Lady Blythe gave a sudden harsh laugh.
“You are right! She certainly was not what I expected! Is the door well shut?”
Surprised at her look and manner, he went to see.
“The door is quite closed,” he said, rather stiffly. “One would think we were talking secrets—and we never do!”
“No!” she rejoined, looking at him curiously—“We never do. We are model husband and wife, having nothing to conceal!”
He took up his cigar which he had laid down for a minute, and with careful minuteness flicked off the ash.
“You have something to tell me,” he remarked, quietly—“Pray go on, and don’t let me interrupt you.

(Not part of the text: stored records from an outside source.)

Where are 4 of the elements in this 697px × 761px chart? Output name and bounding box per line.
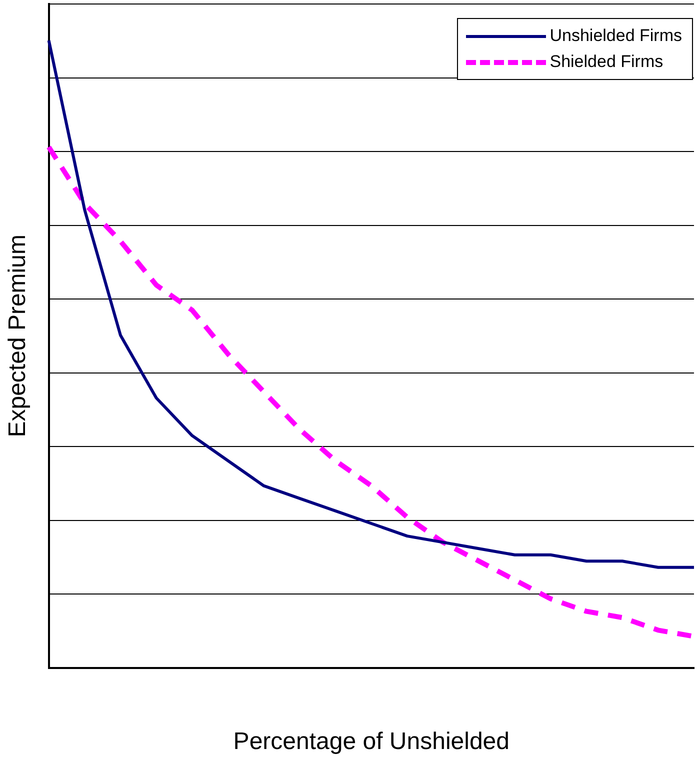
legend-label: Unshielded Firms bbox=[550, 26, 682, 46]
x-axis-title: Percentage of Unshielded bbox=[233, 728, 510, 756]
legend-label: Shielded Firms bbox=[550, 52, 664, 72]
y-axis-title: Expected Premium bbox=[4, 234, 32, 438]
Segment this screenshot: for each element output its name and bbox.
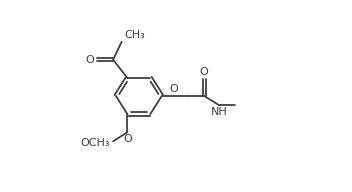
- Text: O: O: [123, 134, 132, 144]
- Text: O: O: [200, 67, 209, 77]
- Text: OCH₃: OCH₃: [81, 138, 110, 148]
- Text: NH: NH: [211, 108, 227, 118]
- Text: O: O: [86, 55, 94, 65]
- Text: CH₃: CH₃: [124, 30, 145, 40]
- Text: O: O: [169, 84, 178, 94]
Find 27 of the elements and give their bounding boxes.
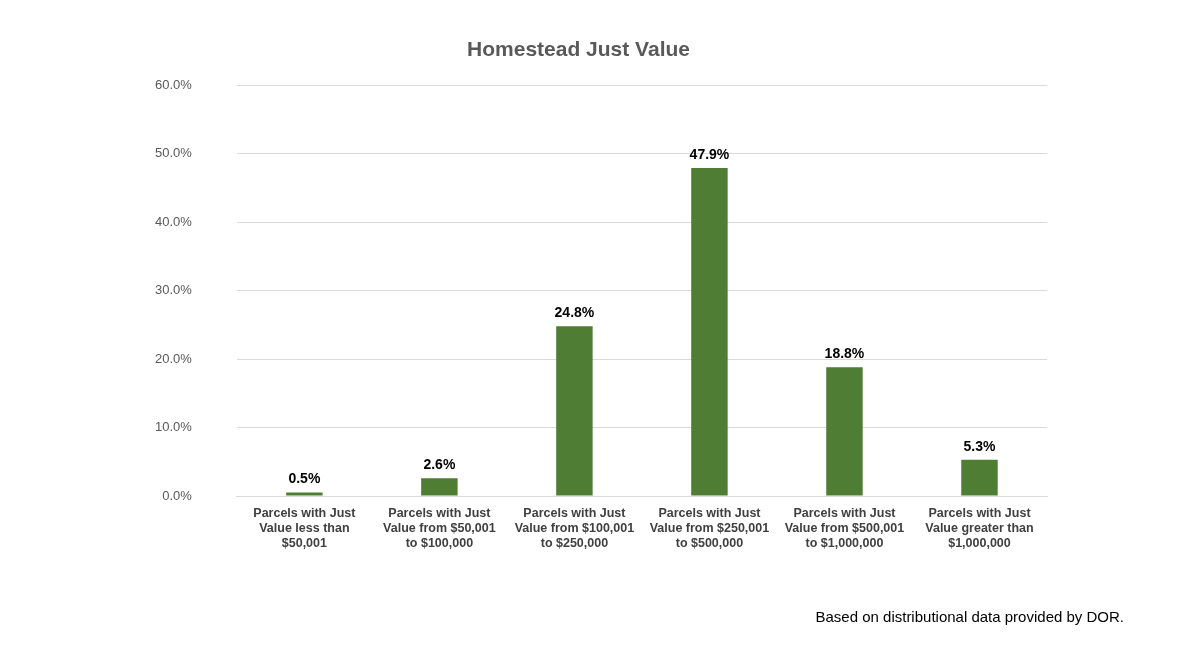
- data-label: 47.9%: [689, 145, 730, 162]
- x-tick-label: Parcels with Just Value from $50,001 to $100,000: [383, 505, 496, 550]
- y-tick-label: 20.0%: [154, 350, 193, 366]
- bar: [691, 168, 728, 496]
- y-tick-label: 50.0%: [154, 145, 193, 161]
- data-label: 18.8%: [824, 345, 865, 362]
- x-tick-label: Parcels with Just Value from $500,001 to $1,000,000: [784, 505, 905, 550]
- x-tick-label: Parcels with Just Value from $250,001 to $500,000: [649, 505, 770, 550]
- bar: [826, 367, 863, 496]
- data-label: 5.3%: [963, 437, 996, 454]
- y-tick-label: 30.0%: [154, 282, 193, 298]
- y-tick-label: 60.0%: [154, 76, 193, 92]
- text: Based on distributional data provided by DOR.: [815, 608, 1124, 625]
- bar: [421, 478, 458, 496]
- data-label: 0.5%: [288, 470, 321, 487]
- data-label: 2.6%: [423, 456, 456, 473]
- x-tick-label: Parcels with Just Value greater than $1,000,000: [925, 505, 1034, 550]
- bar: [556, 326, 593, 496]
- y-tick-label: 10.0%: [154, 419, 193, 435]
- bar: [961, 459, 998, 496]
- data-label: 24.8%: [554, 304, 595, 321]
- y-tick-label: 0.0%: [162, 487, 193, 503]
- x-tick-label: Parcels with Just Value less than $50,001: [253, 505, 357, 550]
- y-tick-label: 40.0%: [154, 213, 193, 229]
- x-tick-label: Parcels with Just Value from $100,001 to $250,000: [514, 505, 635, 550]
- bar: [286, 492, 323, 496]
- chart-title: Homestead Just Value: [467, 37, 690, 61]
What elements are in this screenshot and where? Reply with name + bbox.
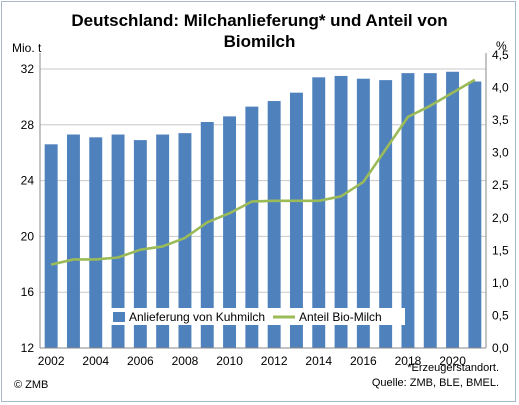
y-right-tick-label: 1,0 [492, 276, 509, 290]
y-left-tick-label: 16 [21, 285, 35, 299]
y-left-tick-label: 32 [21, 62, 35, 76]
bar [111, 134, 125, 348]
bar [468, 81, 482, 348]
x-tick-labels: 2002 2004 2006 2008 2010 2012 2014 2016 2018 2020 [38, 354, 466, 368]
bar [312, 77, 326, 349]
bar [401, 73, 415, 348]
bio-share-line [50, 78, 476, 266]
bar [200, 121, 214, 348]
y-right-tick-label: 4,0 [492, 81, 509, 95]
chart-title-line1: Deutschland: Milchanlieferung* und Antei… [71, 11, 448, 30]
y-right-tick-labels: 0,0 0,5 1,0 1,5 2,0 2,5 3,0 3,5 4,0 4,5 [492, 48, 509, 355]
y-right-unit: % [496, 39, 507, 53]
y-right-tick-label: 2,5 [492, 178, 509, 192]
x-tick-label: 2002 [38, 354, 65, 368]
bar [245, 106, 259, 348]
x-tick-label: 2018 [395, 354, 422, 368]
y-left-tick-label: 20 [21, 229, 35, 243]
legend-swatch-bars [113, 312, 125, 322]
x-tick-label: 2014 [305, 354, 332, 368]
bar [156, 134, 170, 348]
bar [423, 73, 437, 348]
footnote: *Erzeugerstandort. [407, 362, 499, 374]
axes [39, 53, 487, 349]
x-tick-label: 2010 [216, 354, 243, 368]
y-left-tick-label: 28 [21, 118, 35, 132]
bar [133, 140, 147, 348]
copyright: © ZMB [14, 379, 49, 391]
y-left-tick-label: 24 [21, 174, 35, 188]
x-tick-label: 2004 [82, 354, 109, 368]
y-left-tick-labels: 12 16 20 24 28 32 [21, 62, 35, 355]
source-note: Quelle: ZMB, BLE, BMEL. [371, 377, 499, 389]
bar [267, 101, 281, 349]
line-series [50, 78, 476, 266]
x-tick-label: 2008 [172, 354, 199, 368]
chart-title-line2: Biomilch [223, 32, 296, 51]
bar [446, 71, 460, 348]
legend-label-line: Anteil Bio-Milch [299, 310, 382, 324]
bar-series [44, 71, 482, 349]
x-tick-label: 2016 [350, 354, 377, 368]
y-left-unit: Mio. t [12, 41, 42, 55]
chart-title: Deutschland: Milchanlieferung* und Antei… [2, 10, 517, 52]
bar [223, 116, 237, 348]
legend: Anlieferung von Kuhmilch Anteil Bio-Milc… [106, 308, 405, 325]
bar [379, 80, 393, 348]
x-tick-label: 2006 [127, 354, 154, 368]
bar [66, 134, 80, 348]
bar [178, 133, 192, 348]
bar [44, 144, 58, 348]
bar [334, 75, 348, 348]
bar [356, 78, 370, 348]
y-right-tick-label: 2,0 [492, 211, 509, 225]
y-right-tick-label: 3,5 [492, 113, 509, 127]
bar [289, 92, 303, 349]
x-tick-label: 2012 [261, 354, 288, 368]
y-right-tick-label: 4,5 [492, 48, 509, 62]
y-right-tick-label: 0,5 [492, 308, 509, 322]
y-right-tick-label: 0,0 [492, 341, 509, 355]
legend-box [106, 308, 405, 325]
legend-label-bars: Anlieferung von Kuhmilch [129, 310, 265, 324]
y-left-tick-label: 12 [21, 341, 35, 355]
y-right-tick-label: 1,5 [492, 243, 509, 257]
y-right-tick-label: 3,0 [492, 146, 509, 160]
bar [89, 137, 103, 348]
x-tick-label: 2020 [439, 354, 466, 368]
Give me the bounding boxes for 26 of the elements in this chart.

Do you object to my smoking?”
“Not in the least.”
He stood with his back to the fireplace, a tall, stately figure of a man, and looked at her expectantly,—she meanwhile reclined in a cushioned chair with the folds of her ermine falling about her, like a queen of languorous luxury.
“I suppose,” she began—“hardly anything in the social life of our day would very much surprise or shock you—?”
“Very little, certainly!” he answered, smiling coldly—“I have lived a long time, and am not easily surprised!”
“Not even if it concerned some one you know?”
His fine open brow knitted itself in a momentary line of puzzled consideration.
“Some one I know?” he repeated—“Well, I should certainly be very sorry to hear anything of a scandalous nature connected with the girl we saw last night—she looked too young and too innocent—”
“Innocent—oh yes!” and Lady Blythe again laughed that harsh laugh of suppressed hysterical excitement—“She is innocent enough!”
“Pardon! I thought you were about to speak of her, as you said she was not what you expected—”
He paused,—startled by the haggard and desperate expression of her face.
“Richard,” she said—“You are a good man, and you hold very strong opinions about truth and honour and all that sort of thing. I don’t believe you could ever understand badness—real, downright badness—could you?”